Некто приметил: делать все сразу - значит не делать ничего вообще. Сей постулат довольно успешно опровергает советская женщина - она универсальна во всех отношениях: одновременно может копать грядки, сажать цветы, мыть посуду, варить обед, стирать белье, писать доклад, слушать последние новости, вносить тактическую корректировку в стратегические ошибки властей, по ходу воспитывая мужа и детей.
Галина Сергеевна, стопроцентная советская женщина, делает все сразу и у нее все получается более чем хорошо.
- Ты чего прешь тачку одна? – кричит она дочери, хватаясь за тачку. - Мужиков, что ли, нет? Да, дорогая, - обращается ко мне, - родители - это все. Возьми свеколку-то, - бросает свеклу в мой подол.
- Галина Сергеевна, а почему у Нэли первый брак распался? - я хожу за ней следом.
- Как тебе сказать? Мы с Колей не любили его. Эгоист. Высокомерный. Между прочим, из семьи крупных ученых. Витя - молодец, - кивает на зятя, который газонокосилкой подравнивает траву, - он сразу вписался в нашу семью. Нэля счастлива и это самое главное, - она устремилась к теплице; я – следом за ней. - Любовь - это труд. Огромнейший труд. Над собой, прежде всего. Что может изменить человека? Только любовь! Коля! - кричит неожиданно, - принеси нам пакет!. Ты, кстати, собери смородину, а то птицы склюют.
- Ну и пусть клюют. Не мне одной праздник. Галина Сергеевна, - я вползаю в теплицу, любуясь ухоженными растениями. А вы давно здесь живете?
- Лет десять как постоянно, - она выпрямляет спину.- Вот первые. Держи, - крепыши-огурчики опять летят в мой подол.
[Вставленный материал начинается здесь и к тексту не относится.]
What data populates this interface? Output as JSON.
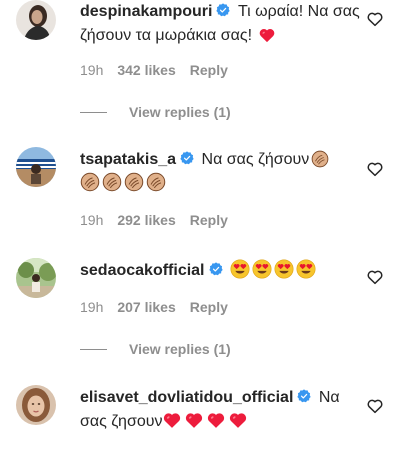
{
  "comments": [
    {
      "username": "despinakampouri",
      "text": "Τι ωραία! Να σας ζήσουν τα μωράκια σας!",
      "time": "19h",
      "likes": "342 likes",
      "reply": "Reply",
      "view_replies": "View replies (1)",
      "emoji": [
        "red-heart"
      ]
    },
    {
      "username": "tsapatakis_a",
      "text": "Να σας ζήσουν",
      "time": "19h",
      "likes": "292 likes",
      "reply": "Reply",
      "emoji": [
        "clapping-hands",
        "clapping-hands",
        "clapping-hands",
        "clapping-hands",
        "clapping-hands"
      ]
    },
    {
      "username": "sedaocakofficial",
      "text": "",
      "time": "19h",
      "likes": "207 likes",
      "reply": "Reply",
      "view_replies": "View replies (1)",
      "emoji": [
        "heart-eyes",
        "heart-eyes",
        "heart-eyes",
        "heart-eyes"
      ]
    },
    {
      "username": "elisavet_dovliatidou_official",
      "text_line1": "Να",
      "text_line2": "σας ζησουν",
      "emoji": [
        "red-heart",
        "red-heart",
        "red-heart",
        "red-heart"
      ]
    }
  ],
  "colors": {
    "text": "#262626",
    "muted": "#8e8e8e",
    "verified": "#3897f0",
    "heart_red": "#ed1c3c",
    "skin": "#e0b08a"
  }
}
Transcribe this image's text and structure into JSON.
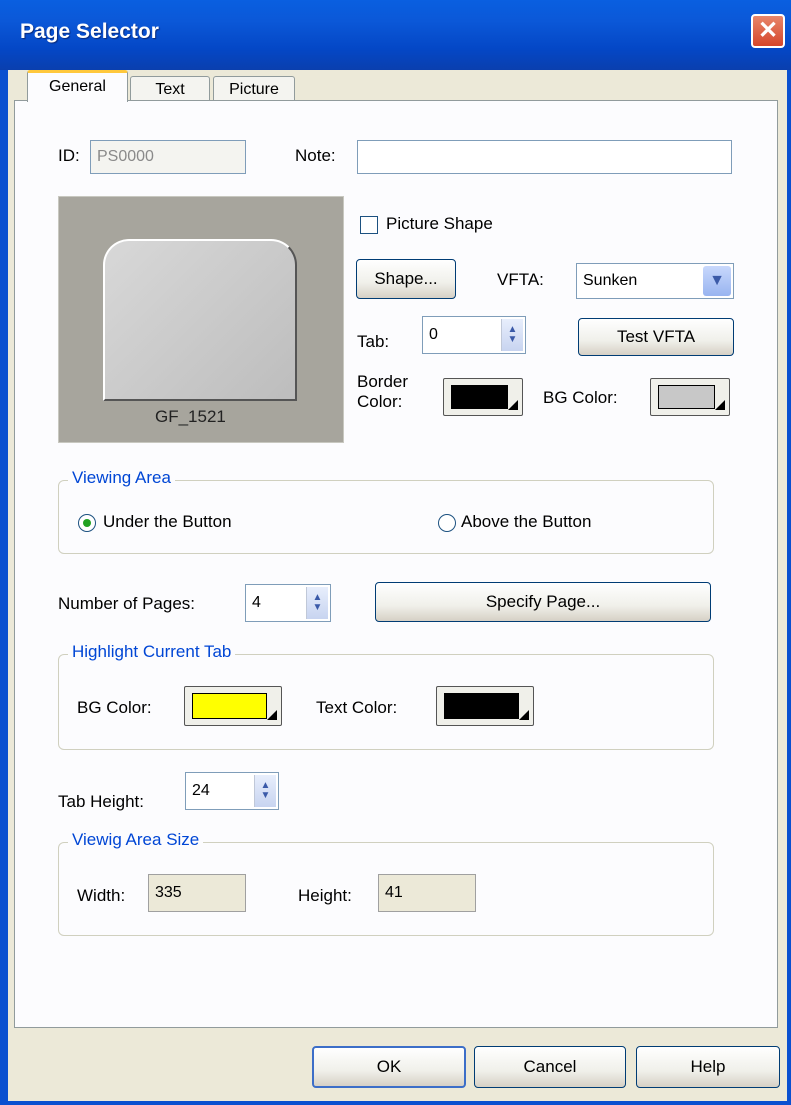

- Хватит! Спасибо. Я не донесу.
- Коля проводит. Коля! - снова кричит сидящему под яблоней глуховатому мужу, - принеси нам пакет. В войну, когда немцы стояли под Дмитровом, мы тут рыли окопы: Нина, Дуся, Рая, Тамара, Клава, Оля и я...
- Сколько вам было?
- Да по 13-14 лет.
- И кто-то из «новых русских» назвал ваше поколение халявным. Хорошая халява – голод и каторжный труд, – заметила я, вспомнив Тамару.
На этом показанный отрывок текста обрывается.